Erdogan décide de renvoyer un million de réfugiés syriens dans leur pays
Le président turc Recep Tayyip Erdogan a déclaré préparer le rapatriement « volontaire » d’un million de syriens d’entre eux en Syrie. Une décision annoncée dans un message vidéo diffusé devant plusieurs centaines de réfugiés rentrés dans le nord-ouest du pays, alors qu’ils récupéraient les clés de maisonnettes construites pour faciliter leur retour.
Le président turc semble durcir sa politique envers les Syriens présents en Turquie dans la perspective des élections générales prévues l’année prochaine, accentuant un tournant amorcé depuis quelques années déjà.
À l’approche des élections générales prévues pour juin 2023, le chef de l’État cherche à regagner en popularité, notamment face à la montée d’un sentiment antisyrien dans le pays, étroitement lié à la crise économique que traverse la Turquie.
Face à une inflation annuelle censée avoir atteint 68 % en avril, combinée à la dépréciation de la monnaie nationale qui s’échange désormais à près de 15 livres pour un dollar – son pire taux depuis décembre dernier –, de nombreux Turcs attribuent les effets de la crise économique à la présence de réfugiés sur leur sol. Avec environ quatre millions de réfugiés, dont plus de 92 % de Syriens, le pays compte le plus grand nombre de réfugiés et de demandeurs d’asile au monde, qui bénéficient pour certains d’aides sociales et financières.
Leur nombre croissant était relativement toléré par la société, mais les tendances économiques négatives, en particulier, ont déclenché un discours anti-immigration, souligne Didem İşçi Kuru, assistante de recherche à l’Université des sciences sociales d’Ankara (ASBÜ). Une campagne de dénigrement avait ainsi inondé les réseaux sociaux en novembre dernier suite à une altercation filmée entre un citoyen turc et une étudiante syrienne accusée de pouvoir acheter des bananes au kilo, tandis que la denrée était devenue trop chère pour les Turcs eux-mêmes.
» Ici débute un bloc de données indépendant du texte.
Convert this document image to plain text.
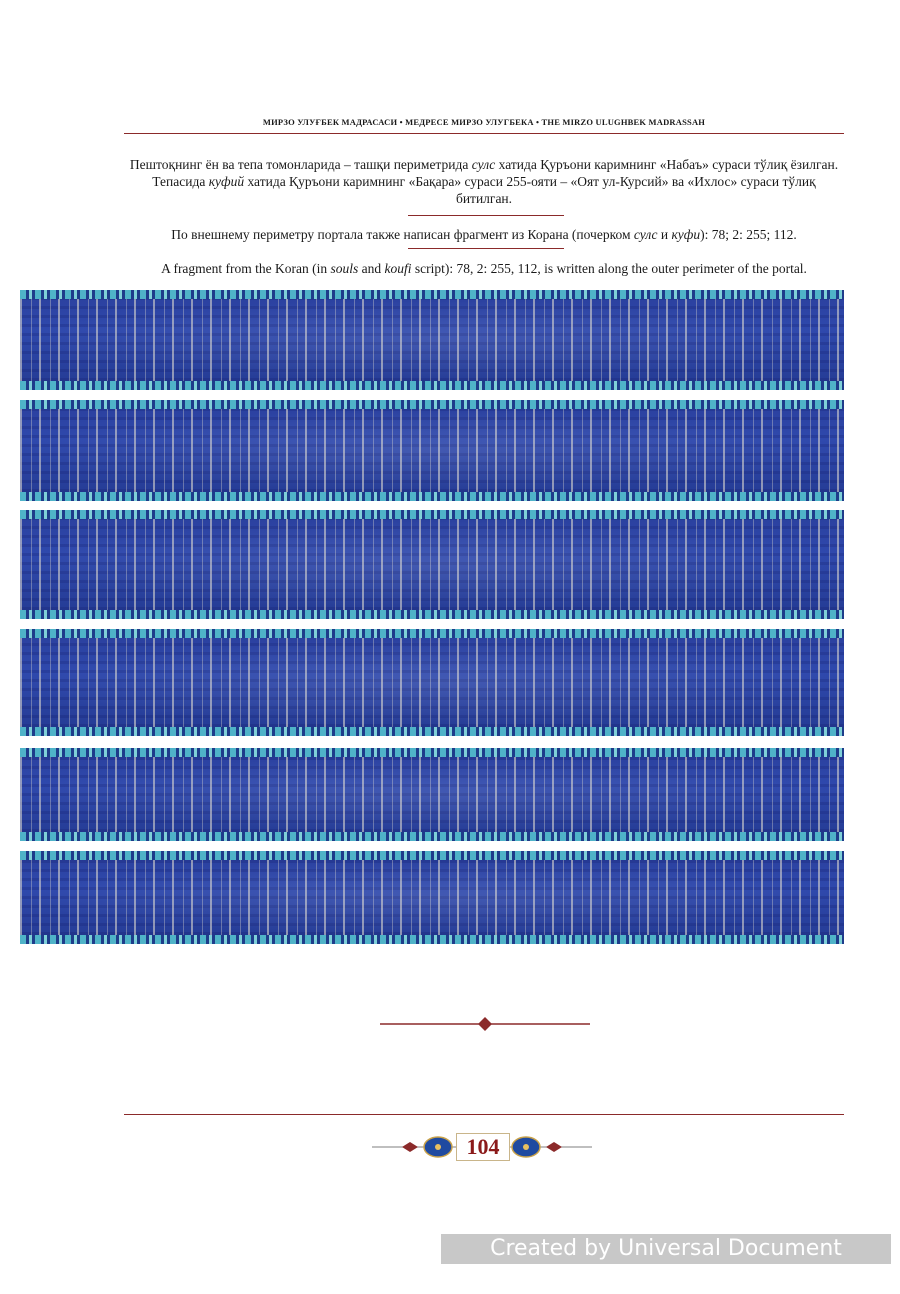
МИРЗО УЛУҒБЕК МАДРАСАСИ • МЕДРЕСЕ МИРЗО УЛУГБЕКА • THE MIRZO ULUGHBEK MADRASSAH
Пештоқнинг ён ва тепа томонларида – ташқи периметрида сулс хатида Қуръони каримнинг «Набаъ» сураси тўлиқ ёзилган. Тепасида куфий хатида Қуръони каримнинг «Бақара» сураси 255-ояти – «Оят ул-Курсий» ва «Ихлос» сураси тўлиқ битилган.
По внешнему периметру портала также написан фрагмент из Корана (почерком сулс и куфи): 78; 2: 255; 112.
A fragment from the Koran (in souls and koufi script): 78, 2: 255, 112, is written along the outer perimeter of the portal.
104
Created by Universal Document Converter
Dans cette même lignée, le président turc semble vouloir laisser derrière lui le discours de la solidarité sunnite envers les « frères » syriens, accentuant un tournant entamé progressivement depuis la perte des municipalités d’Istanbul et d’Ankara au profit de l’opposition en 2019. « À partir de là, nous avons commencé à entendre un nouveau discours de l’AKP, qui voulait renvoyer les Syriens chez eux, tout en voulant au préalable leur assurer un retour dans les zones libérées, c’est-à-dire en dehors de celles contrôlées par le régime ou les milices kurdes.
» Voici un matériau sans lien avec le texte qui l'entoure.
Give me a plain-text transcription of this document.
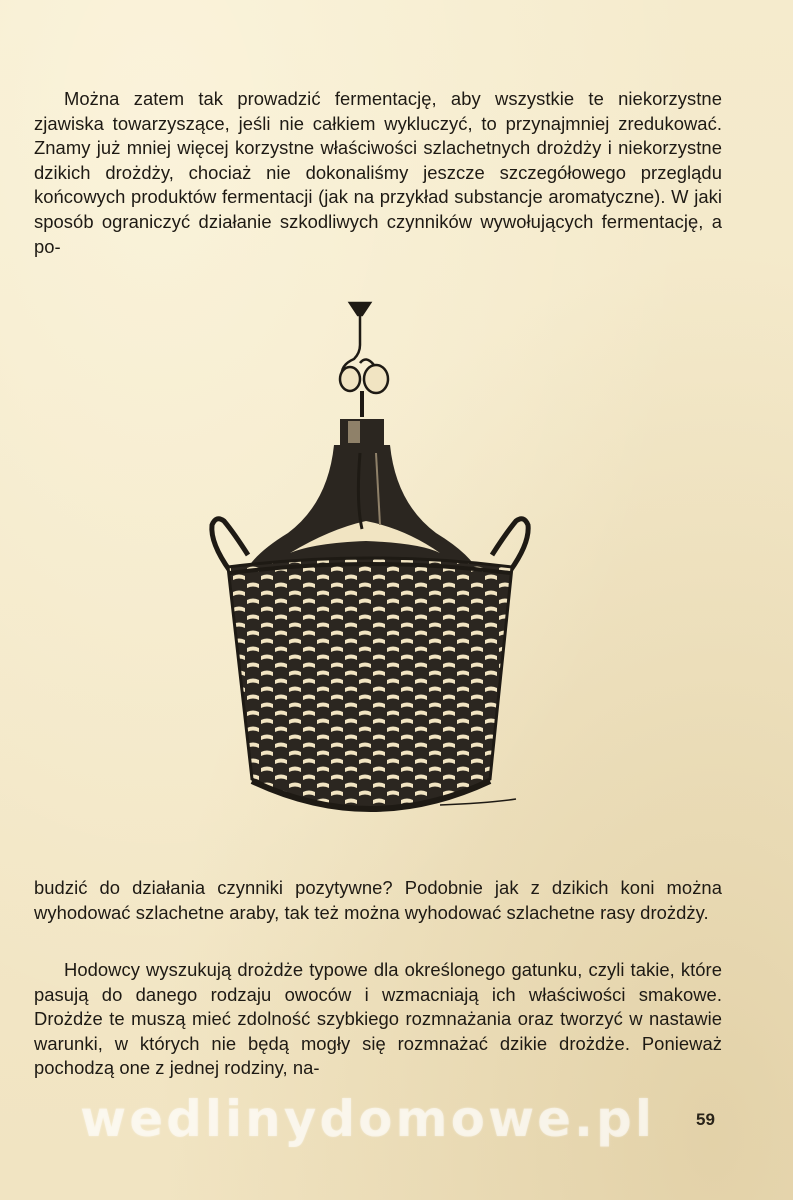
Można zatem tak prowadzić fermentację, aby wszystkie te niekorzystne zjawiska towarzyszące, jeśli nie całkiem wykluczyć, to przynajmniej zredukować. Znamy już mniej więcej korzystne właściwości szlachetnych drożdży i niekorzystne dzikich drożdży, chociaż nie dokonaliśmy jeszcze szczegółowego przeglądu końcowych produktów fermentacji (jak na przykład substancje aromatyczne). W jaki sposób ograniczyć działanie szkodliwych czynników wywołujących fermentację, a po-

budzić do działania czynniki pozytywne? Podobnie jak z dzikich koni można wyhodować szlachetne araby, tak też można wyhodować szlachetne rasy drożdży.

Hodowcy wyszukują drożdże typowe dla określonego gatunku, czyli takie, które pasują do danego rodzaju owoców i wzmacniają ich właściwości smakowe. Drożdże te muszą mieć zdolność szybkiego rozmnażania oraz tworzyć w nastawie warunki, w których nie będą mogły się rozmnażać dzikie drożdże. Ponieważ pochodzą one z jednej rodziny, na-

wedlinydomowe.pl	59
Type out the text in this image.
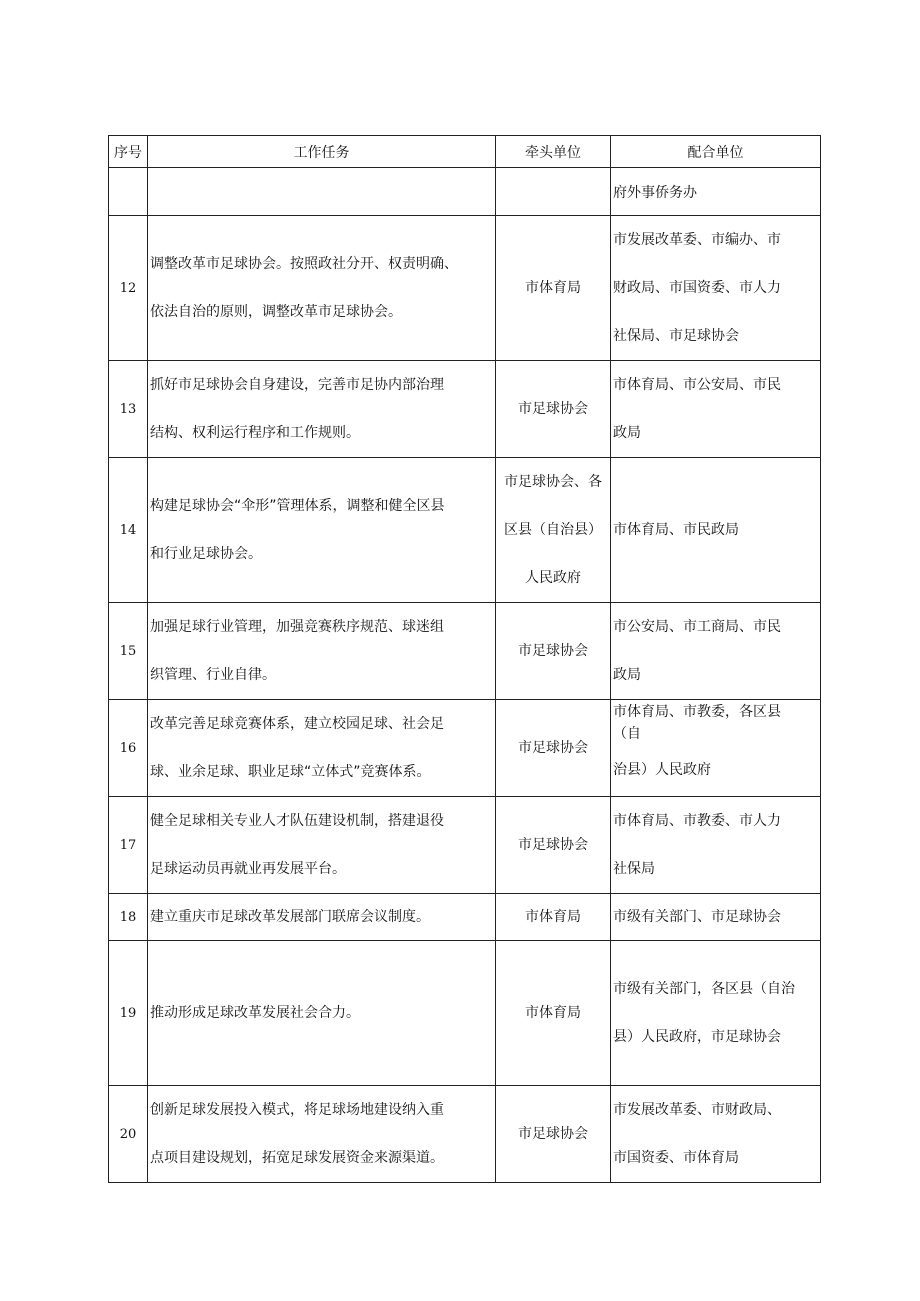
序号	工作任务	牵头单位	配合单位
			府外事侨务办
12	调整改革市足球协会。按照政社分开、权责明确、
依法自治的原则，调整改革市足球协会。	市体育局	市发展改革委、市编办、市
财政局、市国资委、市人力
社保局、市足球协会

13	抓好市足球协会自身建设，完善市足协内部治理
结构、权利运行程序和工作规则。	市足球协会	市体育局、市公安局、市民
政局

14	构建足球协会“伞形”管理体系，调整和健全区县
和行业足球协会。	市足球协会、各
区县（自治县）
人民政府	市体育局、市民政局

15	加强足球行业管理，加强竞赛秩序规范、球迷组
织管理、行业自律。	市足球协会	市公安局、市工商局、市民
政局

16	改革完善足球竞赛体系，建立校园足球、社会足
球、业余足球、职业足球“立体式”竞赛体系。	市足球协会	市体育局、市教委，各区县
（自
治县）人民政府

17	健全足球相关专业人才队伍建设机制，搭建退役
足球运动员再就业再发展平台。	市足球协会	市体育局、市教委、市人力
社保局

18	建立重庆市足球改革发展部门联席会议制度。	市体育局	市级有关部门、市足球协会

19	推动形成足球改革发展社会合力。	市体育局	市级有关部门，各区县（自治
县）人民政府，市足球协会

20	创新足球发展投入模式，将足球场地建设纳入重
点项目建设规划，拓宽足球发展资金来源渠道。	市足球协会	市发展改革委、市财政局、
市国资委、市体育局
Néanmoins, c’est dans le chiffre d’un million que le reïs turc a trouvé une manière de couper l’herbe sous le pied des mouvements concurrents à l’AKP. Sont visés notamment le principal parti d’opposition CHP à tendance sociale-démocrate et son chef Kemal Kilicdaroglu, ainsi que la formation nationaliste et laïque İyi Parti, qui utilisent un discours populiste et discriminatoire, mais également le nouveau parti nationaliste et anti-immigration Zafer (Victoire). Bien qu’elle ne soit pas encore représentée au Parlement, cette formation dispose d’une « forte influence pour orienter le débat sur les réseaux sociaux et diffuser des messages provocateurs sur les migrants », indique Didem İşçi Kuru. Le fondateur et chef du parti, Ümit Özdağ, qui a promis de renvoyer des millions de réfugiés s’il arrivait au pouvoir, a ainsi dénoncé les plans du gouvernement comme une « tactique pour contenir le sentiment anti-immigration à l’approche des élections », selon des propos rapportés par Bloomberg.
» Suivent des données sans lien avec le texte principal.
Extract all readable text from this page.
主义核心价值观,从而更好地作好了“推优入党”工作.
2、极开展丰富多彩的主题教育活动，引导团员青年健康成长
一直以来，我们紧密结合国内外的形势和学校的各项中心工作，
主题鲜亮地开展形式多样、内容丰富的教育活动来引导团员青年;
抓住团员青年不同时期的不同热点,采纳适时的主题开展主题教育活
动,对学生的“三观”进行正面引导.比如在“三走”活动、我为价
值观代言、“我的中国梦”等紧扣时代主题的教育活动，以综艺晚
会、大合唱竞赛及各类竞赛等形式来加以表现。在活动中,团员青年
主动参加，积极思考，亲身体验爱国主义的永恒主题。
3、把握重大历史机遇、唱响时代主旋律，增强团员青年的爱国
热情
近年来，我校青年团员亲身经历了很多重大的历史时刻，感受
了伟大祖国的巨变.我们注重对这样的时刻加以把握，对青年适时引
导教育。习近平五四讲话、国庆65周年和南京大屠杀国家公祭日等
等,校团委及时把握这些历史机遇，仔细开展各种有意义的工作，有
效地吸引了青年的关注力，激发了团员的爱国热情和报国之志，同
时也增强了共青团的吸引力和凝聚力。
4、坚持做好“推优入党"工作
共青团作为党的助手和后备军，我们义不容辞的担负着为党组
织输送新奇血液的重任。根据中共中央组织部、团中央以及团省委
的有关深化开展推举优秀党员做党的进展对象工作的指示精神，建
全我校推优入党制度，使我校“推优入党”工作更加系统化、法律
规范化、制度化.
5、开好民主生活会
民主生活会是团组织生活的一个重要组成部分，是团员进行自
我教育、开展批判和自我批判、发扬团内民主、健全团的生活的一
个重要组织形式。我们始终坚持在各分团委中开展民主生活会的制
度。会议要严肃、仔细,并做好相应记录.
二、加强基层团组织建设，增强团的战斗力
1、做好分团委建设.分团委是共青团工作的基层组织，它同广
Selon le président Erdogan, environ 500 000 Syriens sont retournés depuis 2016 dans les « zones de sécurité » établies par Ankara de l’autre côté de sa frontière. Si Hay’at Tahrir al-Cham, ancienne branche d’el-Qaëda en Syrie, contrôle la majorité de la province d’Idleb, la Turquie soutient dans le nord-ouest du pays certains groupes islamistes.
Le projet concernant le retour d’un million de réfugiés devrait comporter notamment la construction dans ces zones de complexes résidentiels, d’écoles et d’hôpitaux, en coordination avec les conseils locaux de 13 régions du nord de la Syrie, principalement à Azaz, Jerablus, al-Bab, Tal Abyad et Ras al-Aïn.
Même si l’installation est prévue dans des zones qui ne sont pas sous le contrôle du régime, « la plupart des Syriens ne sont pas intéressés et ne souhaitent pas rentrer dans leur pays. Ils craignent tout d’abord que la Russie et les milices de Bachar el-Assad tentent d’attaquer ces zones dans le Nord. Et puis il n’y a pas d’opportunités de travail en Syrie.